J.C. Penney: The Good, the Bad, and the Ugly
What's the price a company pays for not knowing what it is, and what it stands for? If it's in retail, such a situation can be akin to a death sentence. After J.C. Penney's latest earnings release, it's clear that the company is discovering this lesson the hard way.
The retailer decided to shift its focus and pricing strategy under former CEO Ron Johnson, and though he has since left, the damage from that ill-fated decision still lingers. Current management, under the direction of CEO Myran Ullman -- who is on his second go-round running J.C. Penney -- is bringing back its tried-and-true pricing strategy.
How that transition plays out remains to be seen, but the company's earnings release offered some clues.
The major headline that's been offering hope to J.C. Penney investors lately is the fact that same-store sales were able to grow during the month of October for the first time since 2011. Many take this as a sign that customers are coming back to the company they once knew.
Increased sales alone, however, are not enough to mean that J.C. Penney is out of the woods. If those sales are in the form of steep markdowns, it means that the company isn't making much money; it also means that customers are coming back for some ridiculous deals, and not because of loyalty to Penney.

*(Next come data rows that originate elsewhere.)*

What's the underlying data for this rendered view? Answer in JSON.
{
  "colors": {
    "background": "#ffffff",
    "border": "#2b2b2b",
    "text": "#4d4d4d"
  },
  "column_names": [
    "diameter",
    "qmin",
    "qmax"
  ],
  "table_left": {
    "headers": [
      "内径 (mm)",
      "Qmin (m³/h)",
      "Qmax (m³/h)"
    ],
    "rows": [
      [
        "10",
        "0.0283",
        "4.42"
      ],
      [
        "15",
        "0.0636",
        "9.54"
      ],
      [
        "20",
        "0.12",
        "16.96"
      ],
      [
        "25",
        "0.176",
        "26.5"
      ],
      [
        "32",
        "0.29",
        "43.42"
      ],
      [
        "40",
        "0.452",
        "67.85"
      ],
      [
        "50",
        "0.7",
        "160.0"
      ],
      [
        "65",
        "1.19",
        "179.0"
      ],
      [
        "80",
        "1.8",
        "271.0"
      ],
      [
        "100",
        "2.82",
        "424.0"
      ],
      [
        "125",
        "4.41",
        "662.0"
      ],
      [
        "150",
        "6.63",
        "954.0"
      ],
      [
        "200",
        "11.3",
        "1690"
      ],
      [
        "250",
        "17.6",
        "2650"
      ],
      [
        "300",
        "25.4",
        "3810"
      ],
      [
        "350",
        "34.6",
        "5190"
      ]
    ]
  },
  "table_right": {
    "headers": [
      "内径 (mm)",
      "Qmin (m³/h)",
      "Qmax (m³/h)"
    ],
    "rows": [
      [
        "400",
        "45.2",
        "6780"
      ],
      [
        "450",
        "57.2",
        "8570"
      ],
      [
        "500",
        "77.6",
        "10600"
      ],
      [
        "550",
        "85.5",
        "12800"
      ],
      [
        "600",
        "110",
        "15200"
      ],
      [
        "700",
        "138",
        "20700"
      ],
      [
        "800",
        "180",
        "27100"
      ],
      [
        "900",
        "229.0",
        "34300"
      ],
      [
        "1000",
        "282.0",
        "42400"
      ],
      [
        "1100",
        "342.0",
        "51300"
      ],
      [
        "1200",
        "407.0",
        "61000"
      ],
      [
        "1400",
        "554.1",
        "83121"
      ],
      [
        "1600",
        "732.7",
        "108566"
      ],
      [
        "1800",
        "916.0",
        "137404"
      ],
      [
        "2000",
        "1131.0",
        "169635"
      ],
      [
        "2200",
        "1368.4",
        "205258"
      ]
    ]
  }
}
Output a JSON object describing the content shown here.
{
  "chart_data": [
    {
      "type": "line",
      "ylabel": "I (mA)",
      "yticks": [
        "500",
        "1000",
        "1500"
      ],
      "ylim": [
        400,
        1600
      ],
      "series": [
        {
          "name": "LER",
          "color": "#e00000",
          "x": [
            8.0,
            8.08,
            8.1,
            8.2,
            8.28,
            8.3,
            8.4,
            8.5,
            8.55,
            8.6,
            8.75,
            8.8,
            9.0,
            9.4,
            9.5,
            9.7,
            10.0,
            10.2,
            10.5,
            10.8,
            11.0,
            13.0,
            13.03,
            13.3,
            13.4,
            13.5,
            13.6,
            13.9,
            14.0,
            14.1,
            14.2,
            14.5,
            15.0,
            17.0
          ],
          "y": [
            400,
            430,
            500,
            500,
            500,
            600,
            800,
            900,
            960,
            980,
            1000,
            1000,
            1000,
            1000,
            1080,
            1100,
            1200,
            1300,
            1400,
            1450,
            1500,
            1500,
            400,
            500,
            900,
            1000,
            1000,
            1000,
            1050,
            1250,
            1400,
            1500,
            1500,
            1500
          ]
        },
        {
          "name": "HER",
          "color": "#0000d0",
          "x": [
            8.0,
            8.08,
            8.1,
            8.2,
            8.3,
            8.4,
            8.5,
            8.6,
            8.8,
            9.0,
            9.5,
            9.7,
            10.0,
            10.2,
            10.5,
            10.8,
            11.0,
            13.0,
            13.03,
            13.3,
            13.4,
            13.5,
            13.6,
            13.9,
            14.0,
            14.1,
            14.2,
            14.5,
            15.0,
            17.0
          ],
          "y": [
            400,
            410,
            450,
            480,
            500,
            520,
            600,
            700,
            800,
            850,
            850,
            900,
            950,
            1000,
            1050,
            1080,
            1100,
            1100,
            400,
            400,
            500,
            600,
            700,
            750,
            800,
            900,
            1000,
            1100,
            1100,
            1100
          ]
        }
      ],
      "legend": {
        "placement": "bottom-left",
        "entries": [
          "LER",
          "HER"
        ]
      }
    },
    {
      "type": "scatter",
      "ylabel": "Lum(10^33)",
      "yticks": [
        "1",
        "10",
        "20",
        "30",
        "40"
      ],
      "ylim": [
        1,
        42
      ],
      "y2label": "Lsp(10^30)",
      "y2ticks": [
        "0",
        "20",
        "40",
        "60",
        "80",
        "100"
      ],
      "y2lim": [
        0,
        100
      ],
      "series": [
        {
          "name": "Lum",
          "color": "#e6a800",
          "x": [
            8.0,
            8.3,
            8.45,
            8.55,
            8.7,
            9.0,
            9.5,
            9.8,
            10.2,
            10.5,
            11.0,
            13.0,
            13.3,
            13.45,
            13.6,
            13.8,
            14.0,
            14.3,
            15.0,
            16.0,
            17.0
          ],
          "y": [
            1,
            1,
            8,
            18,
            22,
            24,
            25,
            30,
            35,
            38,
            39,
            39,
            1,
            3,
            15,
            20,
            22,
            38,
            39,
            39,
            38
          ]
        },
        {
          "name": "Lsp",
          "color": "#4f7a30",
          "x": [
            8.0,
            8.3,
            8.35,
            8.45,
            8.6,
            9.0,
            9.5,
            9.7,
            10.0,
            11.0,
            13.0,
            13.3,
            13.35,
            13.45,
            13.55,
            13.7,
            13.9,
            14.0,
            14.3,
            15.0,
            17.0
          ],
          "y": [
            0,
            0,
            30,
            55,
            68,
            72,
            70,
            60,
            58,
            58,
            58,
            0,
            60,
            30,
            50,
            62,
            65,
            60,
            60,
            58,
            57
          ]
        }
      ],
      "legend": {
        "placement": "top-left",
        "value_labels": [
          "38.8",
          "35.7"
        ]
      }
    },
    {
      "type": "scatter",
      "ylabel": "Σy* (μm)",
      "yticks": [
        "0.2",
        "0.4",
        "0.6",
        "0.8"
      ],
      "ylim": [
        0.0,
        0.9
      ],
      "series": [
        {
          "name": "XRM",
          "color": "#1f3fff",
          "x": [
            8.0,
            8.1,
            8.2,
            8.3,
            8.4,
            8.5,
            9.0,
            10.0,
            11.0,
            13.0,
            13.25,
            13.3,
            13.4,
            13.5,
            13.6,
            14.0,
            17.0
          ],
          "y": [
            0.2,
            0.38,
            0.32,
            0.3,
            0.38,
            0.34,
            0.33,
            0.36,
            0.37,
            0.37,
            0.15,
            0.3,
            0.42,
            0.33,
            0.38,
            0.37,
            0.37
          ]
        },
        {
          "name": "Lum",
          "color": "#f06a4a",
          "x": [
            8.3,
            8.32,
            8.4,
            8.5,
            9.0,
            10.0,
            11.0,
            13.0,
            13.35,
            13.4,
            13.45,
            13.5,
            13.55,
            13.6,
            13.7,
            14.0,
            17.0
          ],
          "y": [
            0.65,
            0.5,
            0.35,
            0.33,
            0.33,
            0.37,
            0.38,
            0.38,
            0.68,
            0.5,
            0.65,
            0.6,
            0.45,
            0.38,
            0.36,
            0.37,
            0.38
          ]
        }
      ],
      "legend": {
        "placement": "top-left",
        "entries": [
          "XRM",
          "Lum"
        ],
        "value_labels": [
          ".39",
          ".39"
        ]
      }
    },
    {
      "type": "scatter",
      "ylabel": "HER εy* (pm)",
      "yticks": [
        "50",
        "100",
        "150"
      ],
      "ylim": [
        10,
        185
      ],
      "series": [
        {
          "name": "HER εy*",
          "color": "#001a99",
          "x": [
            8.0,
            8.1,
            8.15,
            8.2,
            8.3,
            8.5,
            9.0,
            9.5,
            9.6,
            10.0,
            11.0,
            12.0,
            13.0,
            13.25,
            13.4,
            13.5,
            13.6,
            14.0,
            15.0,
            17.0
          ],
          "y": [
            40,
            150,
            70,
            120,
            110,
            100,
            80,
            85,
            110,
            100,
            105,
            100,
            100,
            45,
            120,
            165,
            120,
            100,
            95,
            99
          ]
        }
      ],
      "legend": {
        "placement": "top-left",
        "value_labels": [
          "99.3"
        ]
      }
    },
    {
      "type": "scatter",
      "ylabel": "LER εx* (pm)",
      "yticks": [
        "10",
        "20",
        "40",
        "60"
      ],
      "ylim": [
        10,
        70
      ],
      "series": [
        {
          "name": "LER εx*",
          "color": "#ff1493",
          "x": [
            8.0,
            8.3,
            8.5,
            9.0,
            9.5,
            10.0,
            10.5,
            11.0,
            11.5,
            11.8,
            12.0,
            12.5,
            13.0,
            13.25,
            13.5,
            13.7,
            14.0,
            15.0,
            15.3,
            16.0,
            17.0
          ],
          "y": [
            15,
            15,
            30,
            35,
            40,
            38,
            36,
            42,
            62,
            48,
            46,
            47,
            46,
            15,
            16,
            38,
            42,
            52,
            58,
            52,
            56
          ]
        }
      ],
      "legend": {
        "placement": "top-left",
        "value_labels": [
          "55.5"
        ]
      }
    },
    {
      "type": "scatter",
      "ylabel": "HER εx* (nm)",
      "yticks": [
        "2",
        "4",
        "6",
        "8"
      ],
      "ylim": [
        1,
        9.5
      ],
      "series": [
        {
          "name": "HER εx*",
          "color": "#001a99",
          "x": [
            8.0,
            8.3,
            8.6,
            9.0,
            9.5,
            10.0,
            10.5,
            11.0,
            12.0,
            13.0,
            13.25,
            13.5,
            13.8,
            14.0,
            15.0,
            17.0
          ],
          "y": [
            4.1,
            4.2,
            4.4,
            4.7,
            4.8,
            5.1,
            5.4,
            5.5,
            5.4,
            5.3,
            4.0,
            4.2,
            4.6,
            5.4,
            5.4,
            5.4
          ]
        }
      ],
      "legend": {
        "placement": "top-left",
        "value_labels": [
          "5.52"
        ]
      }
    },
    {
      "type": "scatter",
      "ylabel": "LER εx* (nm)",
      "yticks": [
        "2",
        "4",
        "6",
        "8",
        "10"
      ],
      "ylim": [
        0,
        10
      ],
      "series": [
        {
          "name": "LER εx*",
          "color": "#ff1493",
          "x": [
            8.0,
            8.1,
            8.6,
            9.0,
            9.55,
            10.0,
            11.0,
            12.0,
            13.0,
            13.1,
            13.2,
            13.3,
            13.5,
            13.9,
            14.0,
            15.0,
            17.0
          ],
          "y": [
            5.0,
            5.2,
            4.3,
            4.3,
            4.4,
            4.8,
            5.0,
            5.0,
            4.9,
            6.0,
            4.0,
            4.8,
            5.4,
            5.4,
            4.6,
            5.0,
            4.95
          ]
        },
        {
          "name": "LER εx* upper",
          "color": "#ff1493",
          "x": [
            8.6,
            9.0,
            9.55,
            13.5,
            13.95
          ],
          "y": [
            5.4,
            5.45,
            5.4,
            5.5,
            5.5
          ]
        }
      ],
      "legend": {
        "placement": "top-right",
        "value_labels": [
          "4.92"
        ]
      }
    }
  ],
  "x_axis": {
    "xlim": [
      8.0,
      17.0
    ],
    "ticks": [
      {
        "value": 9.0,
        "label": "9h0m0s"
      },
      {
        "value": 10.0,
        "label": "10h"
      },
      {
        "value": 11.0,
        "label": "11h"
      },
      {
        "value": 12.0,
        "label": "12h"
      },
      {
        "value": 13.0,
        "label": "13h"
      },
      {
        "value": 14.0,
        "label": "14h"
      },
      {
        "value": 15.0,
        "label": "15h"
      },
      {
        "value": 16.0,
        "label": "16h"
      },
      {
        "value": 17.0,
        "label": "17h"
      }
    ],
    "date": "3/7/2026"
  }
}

But management put those fears to rest by telling analysts that it expects gross margins to improve both sequentially and year over year during the holiday season. That means they should come in above this quarter's 29.5% clip. More than anything, I think this is why shares of the company are up near 10% in early trading.
Unfortunately, a return to profitability isn't coming in the immediate future. Ullman said that J.C. Penney still has a glut of inventory brought in during Johnson's tenure that simply did not resonate with customers.
If there were no repercussions, I have no doubt that Ullman would get rid of this inventory in a second -- but that wouldn't be a prudent financial decision. Instead, the company needs to continue selling these products at steep markdowns in order to get rid of it all.
For the quarter, gross margins declined 300 basis points. Ullman said that two-thirds of that decline was due to markdowns on inventory the company is trying to get off its hands. He expects a similar trend in the fourth quarter, and then for the problem to eventually go away.
Companies can sometimes play tricks that lead us to believe things are better than they are. J.C. Penney claimed that comparable-store sales were up during the month of October. They failed to mention, however, that e-commerce sales are included in this equation.
If we were to back out the solid performance of jcp.com, sales for the company would have declined 7.4% for the quarter. And because of how the numbers are reported, it's impossible to tell how same-store sales of brick-and-mortars fared during October.
Furthermore, the company continues to bleed cash. During the quarter, J.C. Penney lost almost $900 million in free cash flow. That brings the total cash burn for the company to more than $3 billion for 2013.
When it comes to operating metrics, J.C. Penney is still worst-in-class.
Source: SEC filings, Yahoo! Finance. Same-store sales and gross margin are for the most recent quarter.
A Foolish verdict
Despite the litany of discouraging numbers coming out of the company's earnings release, it's important to remember that the market is more concerned with what a company is going to do than what it has done.
It's important to take J.C. Penney's debt situation into consideration -- given how much cash it has been burning -- and the company's overall valuation.
Source: SEC filings, Yahoo! Finance.
The debt situation actually doesn't seem as bad from this vantage point, and J.C. Penney looks downright cheap based on sales. But there's a reason for that: Macy's is growing sales, and Kohl's is stagnant. Both companies are profitable. J.C. Penney, on the other hand, is bleeding both customers and cash.
The holiday season will be critically important for J.C. Penney. After promising higher gross margins in the fourth quarter, Ullman needs to deliver. And even if this does happen, same-store sales, as well as the company's continued burn of cash, needs to show significant improvement.